What to expect after surgery
After VBT surgery, your child will go to the pediatric floor and start recovery following the Team Integrated Enhanced Recovery (TIGER) protocol. This unique team surgery protocol is unlike any other and designed to reduce the length of your child’s hospital stay, improve recovery time and get your child back to his or her favorite activities. We set daily goals and expectations for pain control and mobility to help in eliminating post-operative complications. Medication to help with pain will be given as needed and decreased over the course of two weeks at home. Our team will take additional X-rays of your child standing before you go home to accurately measure the spinal curvature immediately following surgery. X-rays will be taken at every follow-up visit starting six weeks after recovery to follow further improvement of scoliosis with continued growth. Your child should be discharged three to four days after surgery.
When you return home, your child will be able to walk, climb stairs and do most normal activities. Your child's restrictions will include no bending, lifting over 15 pounds, or twisting. We will ask to see him or her back in our specialty clinic six weeks after surgery to check incisions and repeat x-rays of the spine.
We first met Dr. Dan Hoernschemeyer in spring 2014. He was treating my son Ryan for a mild case of scoliosis. We made plans to follow his progress with appointments for follow-up. Later that year, my daughter, Avory, began exhibiting signs of scoliosis when she was 11 with a 30-degree curvature. By July of 2015, the curve had advanced. Dr. Dan felt confident that she would be a good candidate for vertebral body tethering.
I cannot say enough good things about Dr. Dan and his staff. They took the time necessary to fully explain and go over everything that would happen before and after Avory’s surgery. They even put me in touch with the mother of another VBT patient, and she was able to share her experiences with the procedure. By the day of the surgery, I was very at ease knowing we were making the best choice for Avory.
Shortly after Avory’s surgery, Ryan’s thoracic curve had advanced to surgical range, despite him being fully grown. Dr. Dan took into consideration Ryan’s spinal flexibility and activities and agreed to perform a VBT procedure to correct the thoracic curve. In March 2016, Ryan became the oldest male to undergo a successful VBT surgery.

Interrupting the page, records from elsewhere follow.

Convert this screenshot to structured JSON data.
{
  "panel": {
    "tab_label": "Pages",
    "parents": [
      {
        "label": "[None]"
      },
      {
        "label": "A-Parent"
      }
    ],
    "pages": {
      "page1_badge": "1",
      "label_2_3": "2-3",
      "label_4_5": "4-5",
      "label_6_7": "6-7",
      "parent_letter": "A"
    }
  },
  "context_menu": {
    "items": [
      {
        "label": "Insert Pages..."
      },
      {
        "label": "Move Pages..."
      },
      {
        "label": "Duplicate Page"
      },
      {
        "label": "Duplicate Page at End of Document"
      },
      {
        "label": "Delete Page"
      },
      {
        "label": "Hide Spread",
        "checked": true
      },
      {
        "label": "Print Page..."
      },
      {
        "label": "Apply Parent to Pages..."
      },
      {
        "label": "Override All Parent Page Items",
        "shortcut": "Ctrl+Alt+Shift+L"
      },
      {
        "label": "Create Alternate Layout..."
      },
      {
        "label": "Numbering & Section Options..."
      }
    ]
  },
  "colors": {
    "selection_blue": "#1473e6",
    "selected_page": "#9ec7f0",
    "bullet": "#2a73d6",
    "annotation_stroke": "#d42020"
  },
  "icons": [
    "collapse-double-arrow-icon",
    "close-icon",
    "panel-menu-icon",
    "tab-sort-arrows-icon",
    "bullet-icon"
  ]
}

Both Avory and Ryan are able to compete in their high-level sports with no reduction in mobility. Avory currently competes in USA Gymnastics Level 9 competition and Ryan swims at a junior national level in club swimming, as well as high school swimming. I cannot thank Dr. Dan enough for taking both of my kids, who did not fit the traditional criteria for VBT, and was able to provide a solution that has allowed them to live their active lives with normal spinal function. As a parent and medical professional myself, this means the world to me.
— Evelyn “Dee” Gilbert,
Our daughter, Grier, was 6 years old when she was diagnosed with idiopathic scoliosis. We spent the next six years “managing” her curves through various means, but it became apparent that we were losing the battle. We met Dr. Dan Hoernschemeyer in 2018, and after his thorough evaluation, felt that Grier would be an ideal candidate for double VBT.
Dr. H, Nicole Buckler and the entire team of surgical nurses, nurses, occupational therapists, physical therapists, Child Life specialists, etc., were absolutely top notch in every way. The professionalism and kindness shown to Grier and us during her recovery is hard to describe.
Before surgery, Grier was extremely active in volleyball and basketball, and post-recovery nothing has changed! This past school year, she completed her first year of middle school sports and was able to compete in every way without any restrictions.
We are beyond grateful to Dr. H and his team for giving our girl her life and the ability to do everything that she loves without a second thought!